Die Europäische Zentralbank ist im Vergleich zu früher «untätig» geworden. Das müsse nicht unbedingt schlecht sein, findet IG-Bank-Analyst Andreas Ruhlmann

Von Andreas Ruhlmann, Marktanalyst bei der IG Bank

Die Europäische Zentralbank (EZB) hat letzte Woche keinen Kurswechsel ihrer Geldpolitik angekündigt. Auch machte EZB-Präsident Mario Draghi (Bild oben) entgegen seiner Gewohnheit keine Angaben zu eventuellen Massnahmen in näherer Zukunft, und er verweigerte kategorisch jeden Kommentar zur weiteren Entwicklung des Programms zur Quantitativen Lockerung (Aktienkauf, Bankanleihen oder Helikoptergeld).

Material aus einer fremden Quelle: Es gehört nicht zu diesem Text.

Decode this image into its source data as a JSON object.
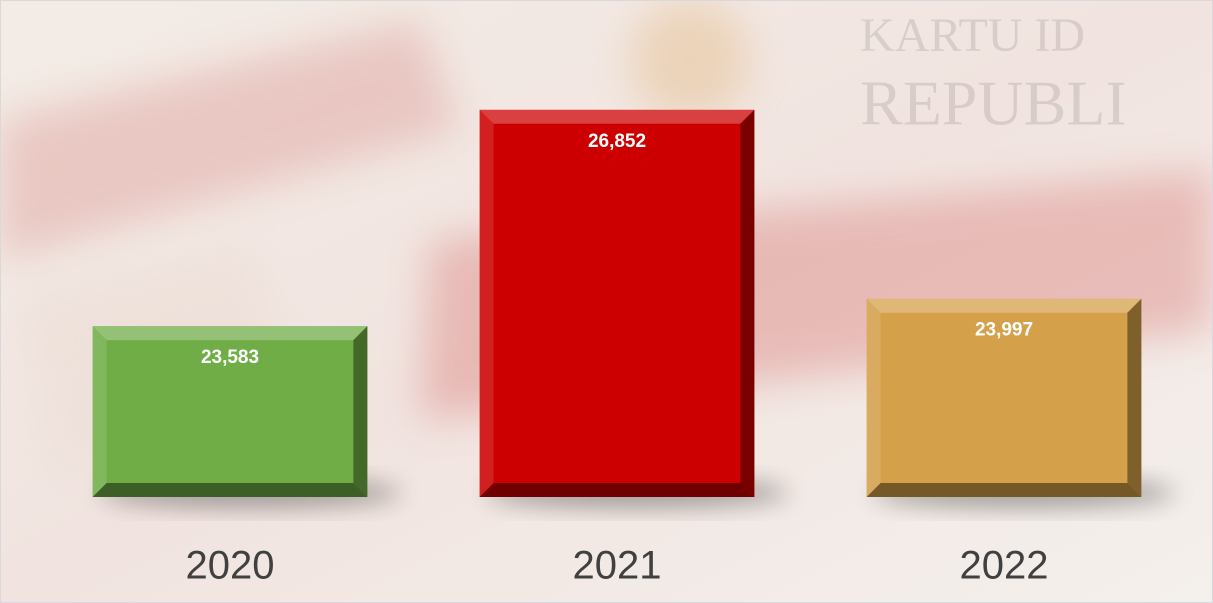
{
  "chart_data": {
    "type": "bar",
    "categories": [
      "2020",
      "2021",
      "2022"
    ],
    "values": [
      23583,
      26852,
      23997
    ],
    "value_labels": [
      "23,583",
      "26,852",
      "23,997"
    ],
    "colors": [
      "#70ad47",
      "#cc0000",
      "#d4a04a"
    ],
    "ylim": [
      21000,
      27000
    ],
    "grid": false
  }
}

Trotz des Brexit-Risikos korrigierte der Chef der EZB die Wachstums- und Inflationsprognosen für die Jahre 2017 und 2018 nur ganz leicht nach unten. Insgesamt zeichnete Draghi ein positives Bild der Geldpolitik der EZB.

Tiefstand erreicht

Die Untätigkeit der EZB bewirkte einen Anstieg der Renditen europäischer Obligationen (fallende Obligationspreise), wodurch sich die Renditedifferenz zugunsten des Euro verschob.

Auch wenn sich die Prognosen der EZB angesichts der noch unbekannten Auswirkungen des Brexit und der ungewissen künftigen Lockerungsmassnahmen als zu optimistisch herausstellen dürften, könnte die Einheitswährung doch einen Tiefstand erreicht haben.

Leichte Hausse-Tendenz

Seit der Euro im März 2015 auf die Tiefststände gefallen war, setzte er seine Talfahrt nicht weiter fort – und das trotz der Ausweitung und Erhöhung der Quantitativen Lockerung und der Einführung negativer Zinssätze. Seitdem schwankt der Euro/Dollar-Kurs zwischen 1.08 und 1.15 mit einer leichten Hausse-Tendenz.

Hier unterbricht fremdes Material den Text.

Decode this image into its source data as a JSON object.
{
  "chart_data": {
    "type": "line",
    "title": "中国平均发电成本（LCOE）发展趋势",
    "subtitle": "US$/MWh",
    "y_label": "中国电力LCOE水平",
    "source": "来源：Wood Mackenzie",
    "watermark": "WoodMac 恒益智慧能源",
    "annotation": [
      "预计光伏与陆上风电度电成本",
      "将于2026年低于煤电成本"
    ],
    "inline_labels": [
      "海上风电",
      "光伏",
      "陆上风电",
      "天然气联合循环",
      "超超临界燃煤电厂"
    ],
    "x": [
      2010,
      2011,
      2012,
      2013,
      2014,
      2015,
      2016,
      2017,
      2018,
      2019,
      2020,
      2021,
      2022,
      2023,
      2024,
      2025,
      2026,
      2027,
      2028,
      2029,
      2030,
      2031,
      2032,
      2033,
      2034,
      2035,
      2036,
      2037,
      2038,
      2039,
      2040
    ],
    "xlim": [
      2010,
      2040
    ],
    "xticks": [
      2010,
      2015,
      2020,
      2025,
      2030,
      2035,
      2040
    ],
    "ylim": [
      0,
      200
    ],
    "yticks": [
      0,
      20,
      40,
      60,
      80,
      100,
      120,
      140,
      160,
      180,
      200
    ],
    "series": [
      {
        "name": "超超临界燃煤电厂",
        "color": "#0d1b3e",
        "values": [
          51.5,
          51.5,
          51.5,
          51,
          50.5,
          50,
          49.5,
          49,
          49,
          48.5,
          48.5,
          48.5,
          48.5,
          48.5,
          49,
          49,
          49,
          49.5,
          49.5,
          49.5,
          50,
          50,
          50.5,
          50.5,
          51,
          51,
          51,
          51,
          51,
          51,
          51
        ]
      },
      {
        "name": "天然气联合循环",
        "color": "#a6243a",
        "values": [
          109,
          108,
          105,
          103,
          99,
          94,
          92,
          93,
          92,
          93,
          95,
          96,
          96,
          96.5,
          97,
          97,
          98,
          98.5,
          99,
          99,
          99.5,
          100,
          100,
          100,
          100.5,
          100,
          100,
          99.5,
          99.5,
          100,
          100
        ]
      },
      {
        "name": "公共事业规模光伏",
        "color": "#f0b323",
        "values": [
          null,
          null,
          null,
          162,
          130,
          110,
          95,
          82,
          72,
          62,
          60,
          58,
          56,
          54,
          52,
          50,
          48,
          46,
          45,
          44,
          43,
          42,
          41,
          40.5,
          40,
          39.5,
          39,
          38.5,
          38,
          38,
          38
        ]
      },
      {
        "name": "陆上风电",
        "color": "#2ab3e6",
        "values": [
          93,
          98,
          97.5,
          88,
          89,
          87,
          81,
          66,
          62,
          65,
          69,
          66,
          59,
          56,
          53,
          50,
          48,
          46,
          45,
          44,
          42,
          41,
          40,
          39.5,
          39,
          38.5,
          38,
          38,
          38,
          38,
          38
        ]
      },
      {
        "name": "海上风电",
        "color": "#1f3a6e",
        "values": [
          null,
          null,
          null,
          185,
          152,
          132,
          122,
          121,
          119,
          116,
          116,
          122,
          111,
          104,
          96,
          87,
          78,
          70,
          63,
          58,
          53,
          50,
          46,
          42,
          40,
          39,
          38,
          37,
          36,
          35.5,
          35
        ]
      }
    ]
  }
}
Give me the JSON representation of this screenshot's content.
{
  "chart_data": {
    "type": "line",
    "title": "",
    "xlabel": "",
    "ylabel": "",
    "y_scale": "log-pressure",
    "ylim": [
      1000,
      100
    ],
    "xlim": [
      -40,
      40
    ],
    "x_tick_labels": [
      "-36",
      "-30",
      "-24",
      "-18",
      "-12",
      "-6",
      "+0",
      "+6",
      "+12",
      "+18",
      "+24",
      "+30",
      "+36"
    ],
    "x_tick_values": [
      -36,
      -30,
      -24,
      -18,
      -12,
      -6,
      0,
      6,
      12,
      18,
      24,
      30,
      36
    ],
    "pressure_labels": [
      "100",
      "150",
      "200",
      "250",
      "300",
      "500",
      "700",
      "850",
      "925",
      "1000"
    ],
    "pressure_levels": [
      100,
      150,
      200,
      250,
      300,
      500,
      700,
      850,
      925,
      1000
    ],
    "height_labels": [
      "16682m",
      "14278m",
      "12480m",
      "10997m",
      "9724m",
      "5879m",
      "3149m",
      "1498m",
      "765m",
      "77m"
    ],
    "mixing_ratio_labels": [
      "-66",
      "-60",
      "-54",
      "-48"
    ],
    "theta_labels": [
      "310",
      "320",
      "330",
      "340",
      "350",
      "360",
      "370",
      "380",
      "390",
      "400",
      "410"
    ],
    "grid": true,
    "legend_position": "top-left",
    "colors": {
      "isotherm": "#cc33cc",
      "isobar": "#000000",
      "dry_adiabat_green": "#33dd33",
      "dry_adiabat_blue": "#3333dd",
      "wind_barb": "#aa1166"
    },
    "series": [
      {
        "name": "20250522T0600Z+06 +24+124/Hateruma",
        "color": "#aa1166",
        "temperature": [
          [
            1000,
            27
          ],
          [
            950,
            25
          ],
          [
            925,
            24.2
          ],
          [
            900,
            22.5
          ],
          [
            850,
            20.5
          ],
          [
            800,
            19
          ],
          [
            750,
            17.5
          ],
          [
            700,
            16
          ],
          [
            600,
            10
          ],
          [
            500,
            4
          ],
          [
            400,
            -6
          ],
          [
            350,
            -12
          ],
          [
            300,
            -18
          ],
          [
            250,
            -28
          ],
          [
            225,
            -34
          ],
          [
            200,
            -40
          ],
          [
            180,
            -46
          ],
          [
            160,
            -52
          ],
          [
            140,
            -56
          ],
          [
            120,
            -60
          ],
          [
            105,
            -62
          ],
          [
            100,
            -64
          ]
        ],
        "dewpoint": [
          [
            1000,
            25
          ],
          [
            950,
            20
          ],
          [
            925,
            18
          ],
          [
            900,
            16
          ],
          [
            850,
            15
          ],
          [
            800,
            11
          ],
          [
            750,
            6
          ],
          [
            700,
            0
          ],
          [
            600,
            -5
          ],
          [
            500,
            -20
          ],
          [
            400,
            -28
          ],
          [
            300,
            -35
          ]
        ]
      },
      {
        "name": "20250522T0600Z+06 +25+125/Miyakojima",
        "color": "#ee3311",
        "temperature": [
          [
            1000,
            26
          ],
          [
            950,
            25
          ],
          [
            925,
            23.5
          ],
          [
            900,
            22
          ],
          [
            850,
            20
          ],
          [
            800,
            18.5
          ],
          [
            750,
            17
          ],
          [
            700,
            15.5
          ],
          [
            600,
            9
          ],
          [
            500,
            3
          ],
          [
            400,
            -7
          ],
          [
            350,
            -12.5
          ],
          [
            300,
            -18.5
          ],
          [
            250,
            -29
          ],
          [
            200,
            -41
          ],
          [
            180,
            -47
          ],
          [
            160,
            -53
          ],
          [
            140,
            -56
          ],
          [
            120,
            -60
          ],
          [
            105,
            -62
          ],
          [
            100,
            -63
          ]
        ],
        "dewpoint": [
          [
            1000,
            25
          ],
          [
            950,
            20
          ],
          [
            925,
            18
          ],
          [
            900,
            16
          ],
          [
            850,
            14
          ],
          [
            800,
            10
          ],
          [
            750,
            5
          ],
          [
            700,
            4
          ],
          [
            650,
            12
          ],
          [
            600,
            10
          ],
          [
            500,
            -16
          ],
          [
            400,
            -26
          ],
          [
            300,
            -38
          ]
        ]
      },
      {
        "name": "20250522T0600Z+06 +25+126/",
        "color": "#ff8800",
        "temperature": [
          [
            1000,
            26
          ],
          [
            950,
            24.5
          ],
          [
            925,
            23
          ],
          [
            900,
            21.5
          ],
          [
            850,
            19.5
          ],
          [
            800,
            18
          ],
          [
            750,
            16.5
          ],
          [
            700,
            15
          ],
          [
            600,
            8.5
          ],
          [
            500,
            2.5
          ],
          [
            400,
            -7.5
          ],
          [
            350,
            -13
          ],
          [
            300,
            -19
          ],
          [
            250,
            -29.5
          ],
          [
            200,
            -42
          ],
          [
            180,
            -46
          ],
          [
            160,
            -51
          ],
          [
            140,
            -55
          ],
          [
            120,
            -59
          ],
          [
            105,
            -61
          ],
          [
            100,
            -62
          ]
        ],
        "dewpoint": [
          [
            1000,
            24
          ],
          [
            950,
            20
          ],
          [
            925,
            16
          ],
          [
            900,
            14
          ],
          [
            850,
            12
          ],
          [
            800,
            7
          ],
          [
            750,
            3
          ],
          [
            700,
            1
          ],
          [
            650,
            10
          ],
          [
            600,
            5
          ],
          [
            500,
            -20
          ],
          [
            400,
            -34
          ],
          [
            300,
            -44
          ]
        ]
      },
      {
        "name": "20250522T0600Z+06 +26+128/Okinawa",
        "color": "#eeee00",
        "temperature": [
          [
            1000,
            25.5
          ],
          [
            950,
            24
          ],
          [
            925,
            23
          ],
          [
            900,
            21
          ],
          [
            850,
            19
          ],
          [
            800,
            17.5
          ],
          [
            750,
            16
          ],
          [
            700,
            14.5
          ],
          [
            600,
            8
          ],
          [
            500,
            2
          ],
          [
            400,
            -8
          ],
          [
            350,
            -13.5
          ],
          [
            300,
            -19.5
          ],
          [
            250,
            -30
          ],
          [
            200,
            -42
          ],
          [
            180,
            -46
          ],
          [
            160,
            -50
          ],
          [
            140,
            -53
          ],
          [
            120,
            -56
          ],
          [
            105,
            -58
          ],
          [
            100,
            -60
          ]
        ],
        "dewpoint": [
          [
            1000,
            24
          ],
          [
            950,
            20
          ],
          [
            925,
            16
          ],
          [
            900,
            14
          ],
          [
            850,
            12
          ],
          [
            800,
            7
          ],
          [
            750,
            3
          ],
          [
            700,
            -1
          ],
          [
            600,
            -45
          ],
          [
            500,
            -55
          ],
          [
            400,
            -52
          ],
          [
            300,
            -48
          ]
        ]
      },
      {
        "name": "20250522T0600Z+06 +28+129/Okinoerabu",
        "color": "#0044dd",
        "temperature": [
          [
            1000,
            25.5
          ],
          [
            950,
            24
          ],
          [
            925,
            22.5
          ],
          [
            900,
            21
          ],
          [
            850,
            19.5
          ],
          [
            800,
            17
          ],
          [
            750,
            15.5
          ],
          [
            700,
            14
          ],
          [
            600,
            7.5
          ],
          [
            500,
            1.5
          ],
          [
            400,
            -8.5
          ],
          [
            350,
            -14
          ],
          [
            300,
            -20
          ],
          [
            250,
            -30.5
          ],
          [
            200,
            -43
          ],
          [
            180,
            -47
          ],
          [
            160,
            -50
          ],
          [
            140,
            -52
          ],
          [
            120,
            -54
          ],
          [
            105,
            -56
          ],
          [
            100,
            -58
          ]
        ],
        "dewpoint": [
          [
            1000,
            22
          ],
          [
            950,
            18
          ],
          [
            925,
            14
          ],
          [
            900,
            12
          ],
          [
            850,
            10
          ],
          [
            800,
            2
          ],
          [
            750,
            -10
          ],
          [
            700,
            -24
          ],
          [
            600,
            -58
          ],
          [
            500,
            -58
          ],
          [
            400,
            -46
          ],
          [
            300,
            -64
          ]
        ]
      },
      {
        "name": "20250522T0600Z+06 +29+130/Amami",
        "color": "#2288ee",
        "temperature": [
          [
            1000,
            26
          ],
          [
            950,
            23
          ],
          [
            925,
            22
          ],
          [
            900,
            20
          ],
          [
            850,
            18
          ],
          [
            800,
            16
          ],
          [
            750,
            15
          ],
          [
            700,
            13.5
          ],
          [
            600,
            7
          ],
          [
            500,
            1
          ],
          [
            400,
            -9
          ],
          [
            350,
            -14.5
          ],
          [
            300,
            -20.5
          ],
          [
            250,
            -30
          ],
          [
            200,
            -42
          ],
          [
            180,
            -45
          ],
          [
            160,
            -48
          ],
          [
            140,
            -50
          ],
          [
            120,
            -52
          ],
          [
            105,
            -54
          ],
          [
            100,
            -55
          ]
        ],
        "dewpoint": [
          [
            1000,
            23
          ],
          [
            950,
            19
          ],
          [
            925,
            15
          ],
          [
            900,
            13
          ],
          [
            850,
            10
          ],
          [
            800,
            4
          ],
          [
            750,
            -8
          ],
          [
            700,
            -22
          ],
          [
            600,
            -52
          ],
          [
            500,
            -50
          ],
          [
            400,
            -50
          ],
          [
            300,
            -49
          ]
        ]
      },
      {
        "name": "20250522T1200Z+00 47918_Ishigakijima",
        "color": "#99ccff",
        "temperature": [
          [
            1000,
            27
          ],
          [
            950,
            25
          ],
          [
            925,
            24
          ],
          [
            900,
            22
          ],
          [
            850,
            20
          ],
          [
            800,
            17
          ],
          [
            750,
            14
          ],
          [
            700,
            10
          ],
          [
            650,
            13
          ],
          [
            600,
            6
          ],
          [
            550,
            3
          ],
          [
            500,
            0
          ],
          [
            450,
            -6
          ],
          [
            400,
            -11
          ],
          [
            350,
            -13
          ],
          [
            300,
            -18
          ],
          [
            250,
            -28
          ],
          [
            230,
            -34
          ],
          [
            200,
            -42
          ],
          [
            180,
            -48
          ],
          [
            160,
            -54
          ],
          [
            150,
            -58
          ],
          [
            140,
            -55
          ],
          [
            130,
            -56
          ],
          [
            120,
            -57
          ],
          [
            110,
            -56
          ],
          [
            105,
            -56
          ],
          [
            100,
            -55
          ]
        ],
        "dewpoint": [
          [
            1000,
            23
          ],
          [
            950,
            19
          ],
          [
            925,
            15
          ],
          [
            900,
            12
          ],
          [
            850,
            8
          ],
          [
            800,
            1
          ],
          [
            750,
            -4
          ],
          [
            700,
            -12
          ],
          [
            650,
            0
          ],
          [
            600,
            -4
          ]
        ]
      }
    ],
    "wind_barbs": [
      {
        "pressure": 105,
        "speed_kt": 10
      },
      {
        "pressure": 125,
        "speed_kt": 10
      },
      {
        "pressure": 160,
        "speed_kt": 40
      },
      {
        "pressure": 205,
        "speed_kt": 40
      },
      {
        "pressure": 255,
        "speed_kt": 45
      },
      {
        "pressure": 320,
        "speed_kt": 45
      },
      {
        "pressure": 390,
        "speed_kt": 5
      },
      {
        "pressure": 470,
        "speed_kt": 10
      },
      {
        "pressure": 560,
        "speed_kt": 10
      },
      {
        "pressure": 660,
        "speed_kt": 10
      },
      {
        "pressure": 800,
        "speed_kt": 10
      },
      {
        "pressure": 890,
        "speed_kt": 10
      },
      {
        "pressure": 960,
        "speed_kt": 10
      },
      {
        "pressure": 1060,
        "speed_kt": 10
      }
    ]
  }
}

Durch die Negativzinssätze sinkt die Rentabilität der Banken. Da sie ihre Bilanzen bereits durch den Kapitalbedarf geschwächt sehen, geben sie nur widerwillig Kredite aus. Die Banken haben insbesondere ihre Darlehenstätigkeit im Ausland eingeschränkt, wo die Risikoprämie nicht mehr gerechtfertigt ist.

Viel zu pessimistisch

Dies stärkt die europäische Gemeinschaftswährung. Solange die Banken unter Druck stehen, werden die Liquiditätsspritzen die Realwirtschaft nur schwerlich erreichen. Deshalb sieht die EZB keinen Grund, die Zinssätze noch weiter zu senken.

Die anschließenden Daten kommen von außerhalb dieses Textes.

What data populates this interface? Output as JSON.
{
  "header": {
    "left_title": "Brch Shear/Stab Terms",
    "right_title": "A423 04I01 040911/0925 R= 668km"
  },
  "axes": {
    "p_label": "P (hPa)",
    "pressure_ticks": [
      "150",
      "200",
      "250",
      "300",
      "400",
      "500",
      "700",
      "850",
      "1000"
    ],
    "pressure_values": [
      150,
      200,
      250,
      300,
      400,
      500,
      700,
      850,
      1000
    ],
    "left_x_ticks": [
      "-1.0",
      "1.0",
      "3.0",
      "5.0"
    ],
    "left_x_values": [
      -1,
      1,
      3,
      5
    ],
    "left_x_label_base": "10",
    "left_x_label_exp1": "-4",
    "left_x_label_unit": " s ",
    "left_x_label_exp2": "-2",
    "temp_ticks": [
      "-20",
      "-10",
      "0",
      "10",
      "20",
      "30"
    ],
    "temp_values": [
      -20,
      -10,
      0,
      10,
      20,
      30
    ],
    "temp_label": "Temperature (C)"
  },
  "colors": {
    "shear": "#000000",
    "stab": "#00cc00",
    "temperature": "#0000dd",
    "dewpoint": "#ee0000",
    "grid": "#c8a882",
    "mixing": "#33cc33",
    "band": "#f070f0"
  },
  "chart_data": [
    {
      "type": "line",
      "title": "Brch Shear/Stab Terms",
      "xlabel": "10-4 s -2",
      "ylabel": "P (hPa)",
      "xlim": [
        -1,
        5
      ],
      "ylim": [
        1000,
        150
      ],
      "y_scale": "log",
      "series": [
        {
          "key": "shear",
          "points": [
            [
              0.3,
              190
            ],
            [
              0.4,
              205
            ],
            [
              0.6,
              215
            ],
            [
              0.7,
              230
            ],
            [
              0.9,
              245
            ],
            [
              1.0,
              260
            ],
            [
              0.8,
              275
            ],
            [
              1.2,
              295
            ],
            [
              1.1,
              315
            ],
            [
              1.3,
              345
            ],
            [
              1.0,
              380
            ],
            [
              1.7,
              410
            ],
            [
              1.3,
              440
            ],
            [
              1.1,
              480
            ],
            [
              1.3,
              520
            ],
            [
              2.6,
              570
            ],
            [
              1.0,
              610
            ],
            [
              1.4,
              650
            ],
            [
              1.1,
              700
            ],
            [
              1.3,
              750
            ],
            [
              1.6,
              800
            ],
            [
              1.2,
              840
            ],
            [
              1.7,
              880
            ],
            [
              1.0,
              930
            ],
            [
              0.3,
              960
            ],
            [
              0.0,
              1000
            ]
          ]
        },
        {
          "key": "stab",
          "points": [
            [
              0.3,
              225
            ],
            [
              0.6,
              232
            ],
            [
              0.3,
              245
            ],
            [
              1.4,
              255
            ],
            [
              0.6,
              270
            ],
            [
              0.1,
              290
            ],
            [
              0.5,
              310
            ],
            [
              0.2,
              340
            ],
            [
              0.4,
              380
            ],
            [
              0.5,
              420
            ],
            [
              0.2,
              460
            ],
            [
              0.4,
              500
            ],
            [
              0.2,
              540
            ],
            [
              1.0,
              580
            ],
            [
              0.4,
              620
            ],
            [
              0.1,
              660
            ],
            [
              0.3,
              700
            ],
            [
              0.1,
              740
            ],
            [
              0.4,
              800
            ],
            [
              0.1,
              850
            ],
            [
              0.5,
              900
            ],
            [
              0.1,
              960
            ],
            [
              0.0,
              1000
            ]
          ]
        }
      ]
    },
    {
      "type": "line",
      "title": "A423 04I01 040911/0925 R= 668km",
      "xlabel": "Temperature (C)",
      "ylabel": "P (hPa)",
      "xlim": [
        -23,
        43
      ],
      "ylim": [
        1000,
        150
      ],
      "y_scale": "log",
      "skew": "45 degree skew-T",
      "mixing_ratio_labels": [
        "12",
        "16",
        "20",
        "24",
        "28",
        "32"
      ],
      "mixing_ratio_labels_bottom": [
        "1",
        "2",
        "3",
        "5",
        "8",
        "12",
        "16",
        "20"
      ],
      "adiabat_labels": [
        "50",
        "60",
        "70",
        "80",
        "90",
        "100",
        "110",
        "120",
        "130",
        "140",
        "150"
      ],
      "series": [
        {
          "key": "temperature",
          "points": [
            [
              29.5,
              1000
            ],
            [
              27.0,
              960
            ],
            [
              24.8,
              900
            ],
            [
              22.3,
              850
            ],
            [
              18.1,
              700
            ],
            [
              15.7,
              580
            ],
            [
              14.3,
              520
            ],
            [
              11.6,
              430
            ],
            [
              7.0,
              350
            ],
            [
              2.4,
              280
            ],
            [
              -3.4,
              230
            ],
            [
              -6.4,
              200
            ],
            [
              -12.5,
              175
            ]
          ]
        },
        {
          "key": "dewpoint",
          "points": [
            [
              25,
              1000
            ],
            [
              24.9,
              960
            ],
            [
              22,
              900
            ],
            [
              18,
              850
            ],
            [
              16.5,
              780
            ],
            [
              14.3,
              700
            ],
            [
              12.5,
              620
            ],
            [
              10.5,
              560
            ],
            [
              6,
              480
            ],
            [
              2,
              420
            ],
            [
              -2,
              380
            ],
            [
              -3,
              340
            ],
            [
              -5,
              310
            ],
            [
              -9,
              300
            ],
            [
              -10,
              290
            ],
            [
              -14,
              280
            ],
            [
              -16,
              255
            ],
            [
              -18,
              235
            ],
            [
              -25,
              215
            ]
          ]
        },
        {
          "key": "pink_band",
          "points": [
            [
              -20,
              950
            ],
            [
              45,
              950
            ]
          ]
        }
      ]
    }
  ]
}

Dennoch werden die Erwartungen einer weiteren Senkung der Zinssätze innerhalb des kommenden Jahres am Markt auf 70 Prozent eingeschätzt, was viel zu pessimistisch scheint.

Blick nach Japan

Japan erlebte eine ähnliche Situation: Es wurden Negativzinssätze eingeführt, und sechs Monate später hatte der Yen den höchsten Stand seit 2013 erreicht. Seitdem hat die japanische Notenbank ein wenig gegengesteuert und eine weitere Senkung der Zinssätze scheint heute unwahrscheinlicher was zu einer 30-prozentigen Kurserholung der japanischen Banken führte.

Für die Schweiz bedeuten diese Entwicklungen, dass die Zinssätze vermutlich einen Tiefstand erreicht haben. Die Schweizerische Nationalbank (SNB) wird jedoch auch in Zukunft handlungsbereit bleiben, sollte es – wie beim Brexit – erneut zu einer volatilen Entwicklung gegenüber dem Franken kommen.

Der Wechselkurs Euro/Franken dürfte sich weiterhin um 1.10 bewegen und eine Hausse-Neigung aufweisen.